Another possible scenario is that large builders force users to disclose transaction contents (or related information) under the guise of censorship. Censorship resistance is an important and controversial topic in the Web3 space; however, if large validators or builders are legally bound (such as by the US Office of Foreign Assets Control OFAC regulations) to enforce a censorship list, they may refuse to process any encrypted transactions. Technically, users could use zero-knowledge proofs to verify that their encrypted transactions comply with censorship requirements, but this adds additional costs and complexity. Even if the blockchain has strong censorship resistance (ensuring encrypted transactions are necessarily included), builders may still prioritize known plaintext transactions at the front of the block while placing encrypted transactions at the end. Therefore, those needing to ensure execution priority may ultimately be forced to disclose content to builders.

Other efficiency-related challenges

An encrypted memory pool can significantly increase system overhead in multiple obvious ways. Users need to encrypt transactions, and the system must decrypt them in some way, which increases computational costs and may also increase transaction size. As mentioned before, handling metadata will further exacerbate these overheads. However, there are also some efficiency costs that are not so obvious. In finance, if prices can reflect all available information, the market is considered efficient; delays and information asymmetry can lead to market inefficiencies. This is the inevitable result of the encrypted memory pool.

Such inefficiencies lead to a direct consequence: increased price uncertainty, which is a direct product of the additional delays introduced by the encrypted memory pool. As a result, the number of transactions that fail due to exceeding the price slippage tolerance may increase, further wasting on-chain space.

Likewise, this price uncertainty may also give rise to speculative MEV transactions, which attempt to profit from on-chain arbitrage. It is worth noting that the encrypted memory pool may make such opportunities more common: due to execution delays, the current state of decentralized exchanges (DEX) becomes more ambiguous, which is likely to lead to decreased market efficiency and price discrepancies between different trading platforms. Such speculative MEV transactions will also waste block space, as they often terminate execution once arbitrage opportunities are not discovered.

Summary

The initial intention of this article is to outline the challenges faced by the encrypted memory pool so that people can redirect their efforts toward developing other solutions, but the encrypted memory pool may still become part of the MEV governance scheme.

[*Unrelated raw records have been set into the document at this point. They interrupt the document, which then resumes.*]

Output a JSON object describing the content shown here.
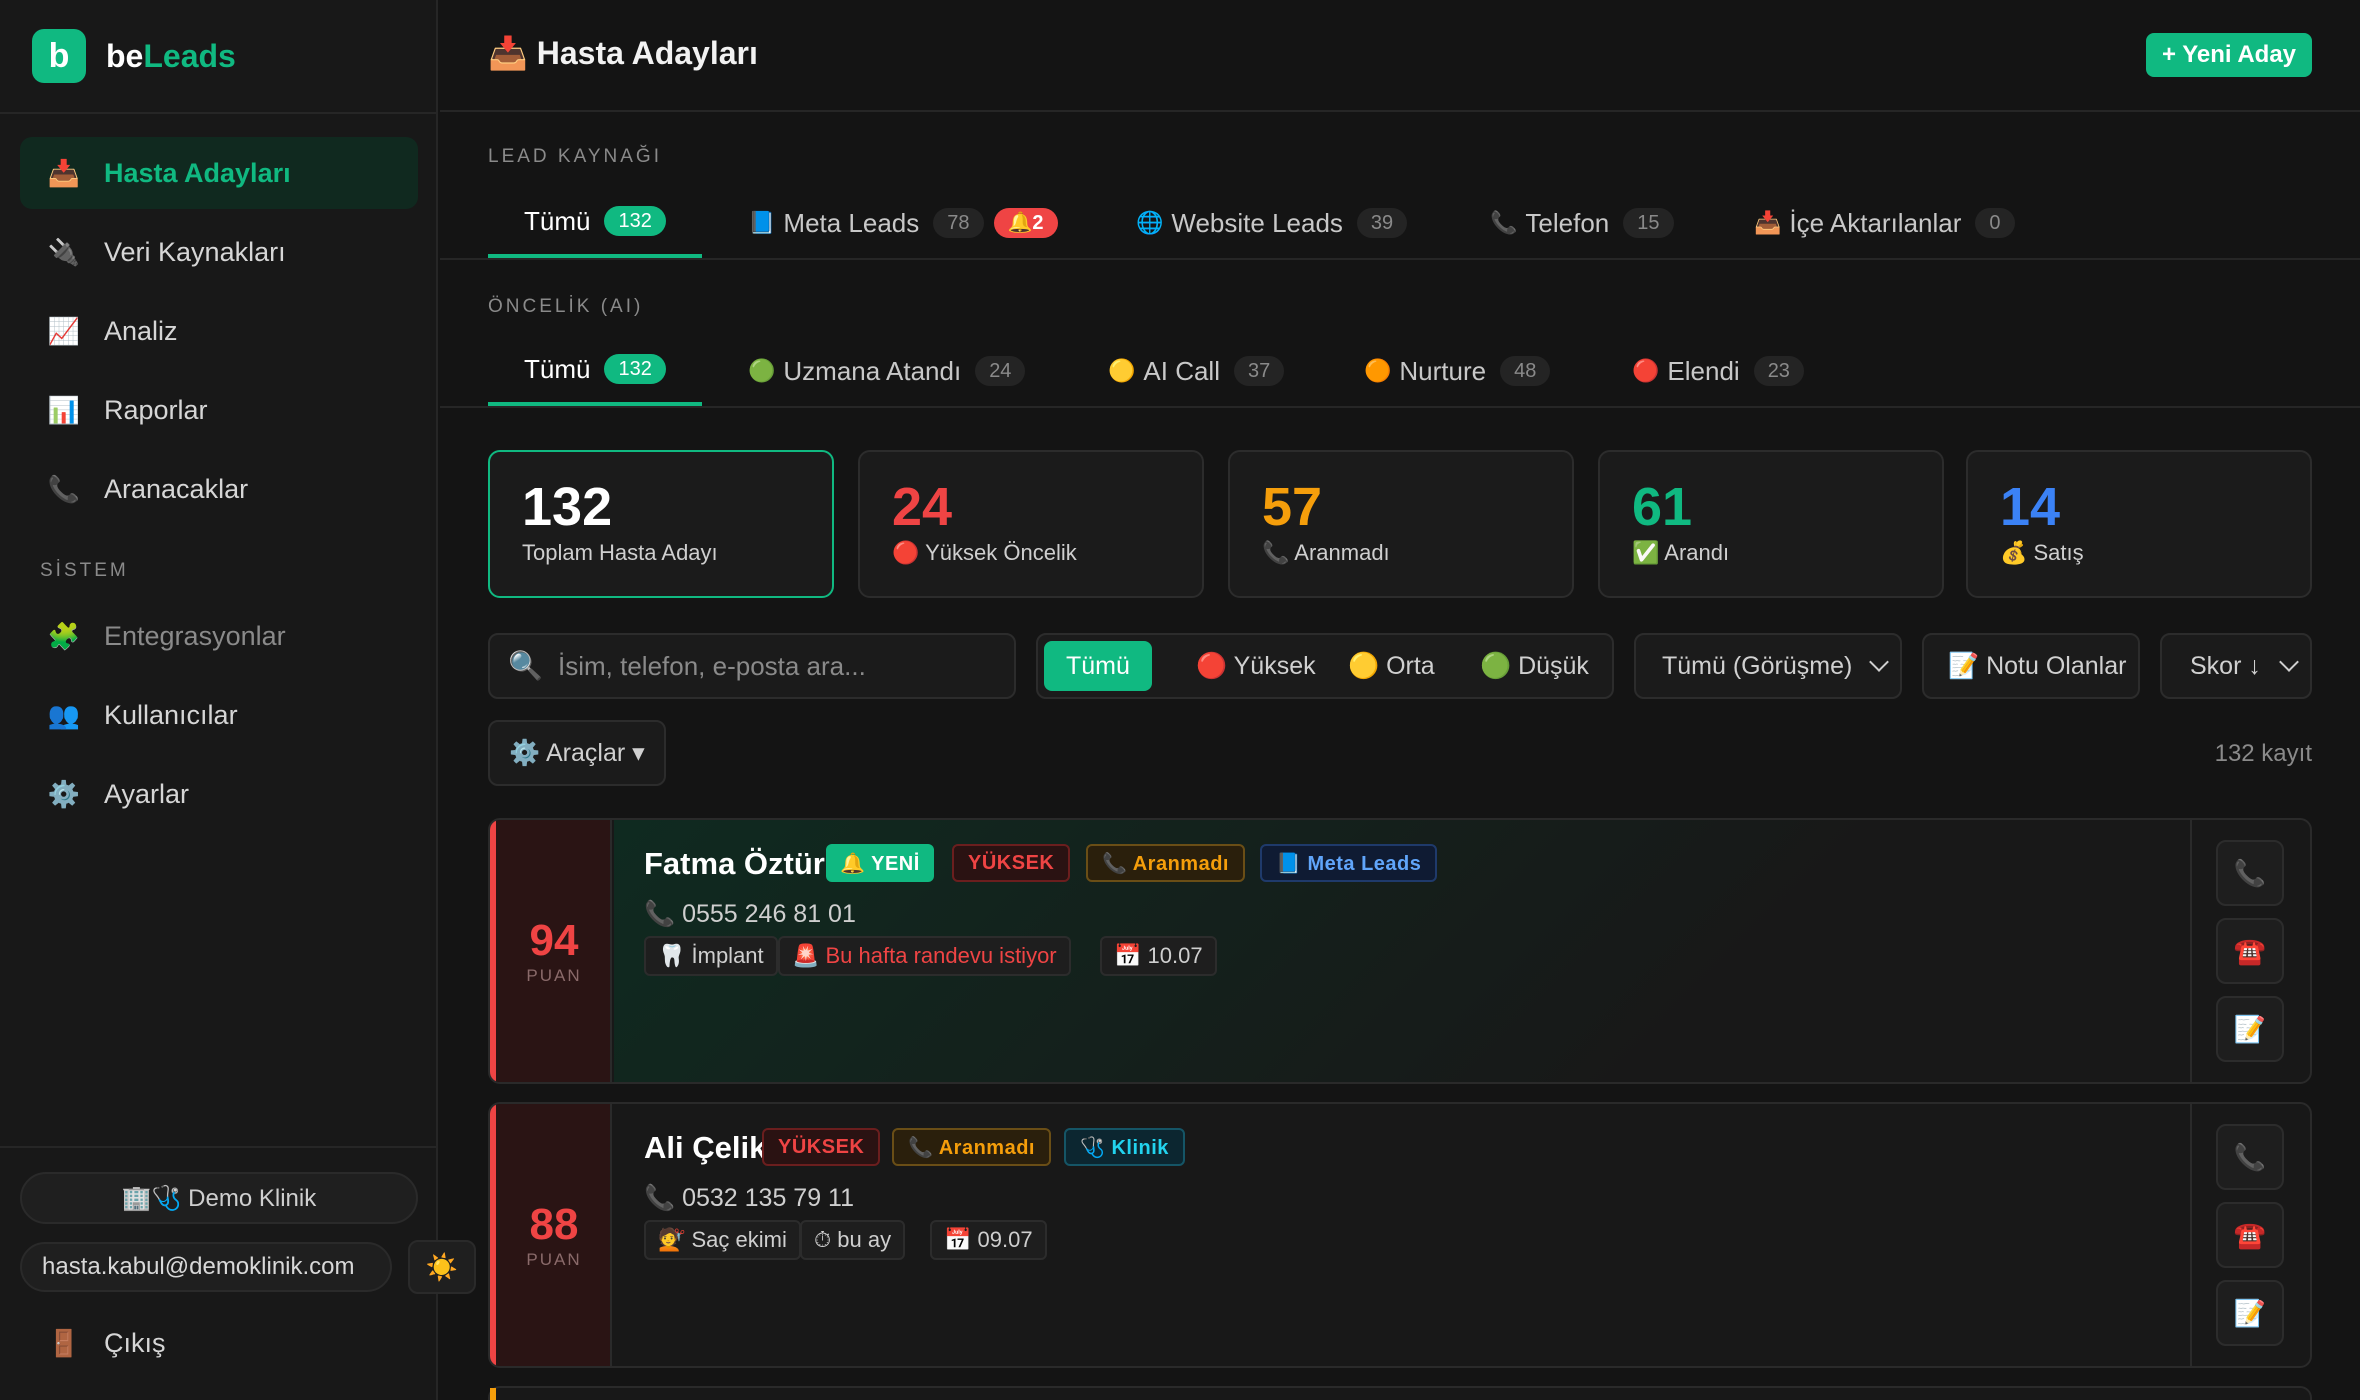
{
  "brand": {
    "logo_letter": "b",
    "name_part1": "be",
    "name_part2": "Leads"
  },
  "sidebar": {
    "items": [
      {
        "icon": "📥",
        "label": "Hasta Adayları",
        "active": true
      },
      {
        "icon": "🔌",
        "label": "Veri Kaynakları"
      },
      {
        "icon": "📈",
        "label": "Analiz"
      },
      {
        "icon": "📊",
        "label": "Raporlar"
      },
      {
        "icon": "📞",
        "label": "Aranacaklar"
      }
    ],
    "system_label": "SİSTEM",
    "system_items": [
      {
        "icon": "🧩",
        "label": "Entegrasyonlar",
        "dim": true
      },
      {
        "icon": "👥",
        "label": "Kullanıcılar"
      },
      {
        "icon": "⚙️",
        "label": "Ayarlar"
      }
    ],
    "clinic": "🏢🩺 Demo Klinik",
    "email": "hasta.kabul@demoklinik.com",
    "theme_icon": "☀️",
    "logout_icon": "🚪",
    "logout_label": "Çıkış"
  },
  "header": {
    "title": "📥 Hasta Adayları",
    "new_button": "+ Yeni Aday"
  },
  "lead_source": {
    "label": "LEAD KAYNAĞI",
    "tabs": [
      {
        "icon": "",
        "label": "Tümü",
        "count": "132",
        "active": true
      },
      {
        "icon": "📘",
        "label": "Meta Leads",
        "count": "78",
        "alert": "🔔2"
      },
      {
        "icon": "🌐",
        "label": "Website Leads",
        "count": "39"
      },
      {
        "icon": "📞",
        "label": "Telefon",
        "count": "15"
      },
      {
        "icon": "📥",
        "label": "İçe Aktarılanlar",
        "count": "0"
      }
    ]
  },
  "priority": {
    "label": "ÖNCELİK (AI)",
    "tabs": [
      {
        "icon": "",
        "label": "Tümü",
        "count": "132",
        "active": true
      },
      {
        "icon": "🟢",
        "label": "Uzmana Atandı",
        "count": "24"
      },
      {
        "icon": "🟡",
        "label": "AI Call",
        "count": "37"
      },
      {
        "icon": "🟠",
        "label": "Nurture",
        "count": "48"
      },
      {
        "icon": "🔴",
        "label": "Elendi",
        "count": "23"
      }
    ]
  },
  "stats": [
    {
      "value": "132",
      "label": "Toplam Hasta Adayı",
      "color": "#ffffff"
    },
    {
      "value": "24",
      "label": "🔴 Yüksek Öncelik",
      "color": "#ef4444"
    },
    {
      "value": "57",
      "label": "📞 Aranmadı",
      "color": "#f59e0b"
    },
    {
      "value": "61",
      "label": "✅ Arandı",
      "color": "#10b981"
    },
    {
      "value": "14",
      "label": "💰 Satış",
      "color": "#3b82f6"
    }
  ],
  "filters": {
    "search_placeholder": "İsim, telefon, e-posta ara...",
    "priority_options": [
      "Tümü",
      "🔴 Yüksek",
      "🟡 Orta",
      "🟢 Düşük"
    ],
    "interview_select": "Tümü (Görüşme)",
    "notes_button": "📝 Notu Olanlar",
    "sort_select": "Skor ↓",
    "tools_button": "⚙️ Araçlar ▾",
    "record_count": "132 kayıt"
  },
  "leads": [
    {
      "score": "94",
      "score_label": "PUAN",
      "name": "Fatma Öztürk",
      "badges": [
        "🔔 YENİ",
        "YÜKSEK",
        "📞 Aranmadı",
        "📘 Meta Leads"
      ],
      "phone": "📞 0555 246 81 01",
      "chips": [
        "🦷 İmplant",
        "🚨 Bu hafta randevu istiyor",
        "📅 10.07"
      ]
    },
    {
      "score": "88",
      "score_label": "PUAN",
      "name": "Ali Çelik",
      "badges": [
        "YÜKSEK",
        "📞 Aranmadı",
        "🩺 Klinik"
      ],
      "phone": "📞 0532 135 79 11",
      "chips": [
        "💇 Saç ekimi",
        "⏱ bu ay",
        "📅 09.07"
      ]
    }
  ],
  "card_actions": [
    "📞",
    "☎️",
    "📝"
  ],
  "colors": {
    "accent": "#10b981",
    "danger": "#ef4444",
    "warning": "#f59e0b",
    "info": "#3b82f6"
  }
}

One feasible idea is a hybrid design: some transactions achieve 'blind sorting' through the encrypted memory pool, while others use alternative sorting schemes. For specific types of transactions (e.g., buy and sell orders from large market participants who can carefully encrypt or pad transactions and are willing to pay higher costs to avoid MEV), a hybrid design may be appropriate. This design also makes practical sense for highly sensitive transactions (such as those aimed at repairing vulnerabilities in security contracts).

However, due to technical limitations, high engineering complexity, and performance overhead, the encrypted memory pool is unlikely to become the 'universal solution' for MEV that people hope for. The community needs to develop other solutions, including MEV auctions, application layer defense mechanisms, and shortening final confirmation times. MEV will remain a challenge for the foreseeable future, necessitating in-depth research to find a balance among various solutions to address its negative impacts.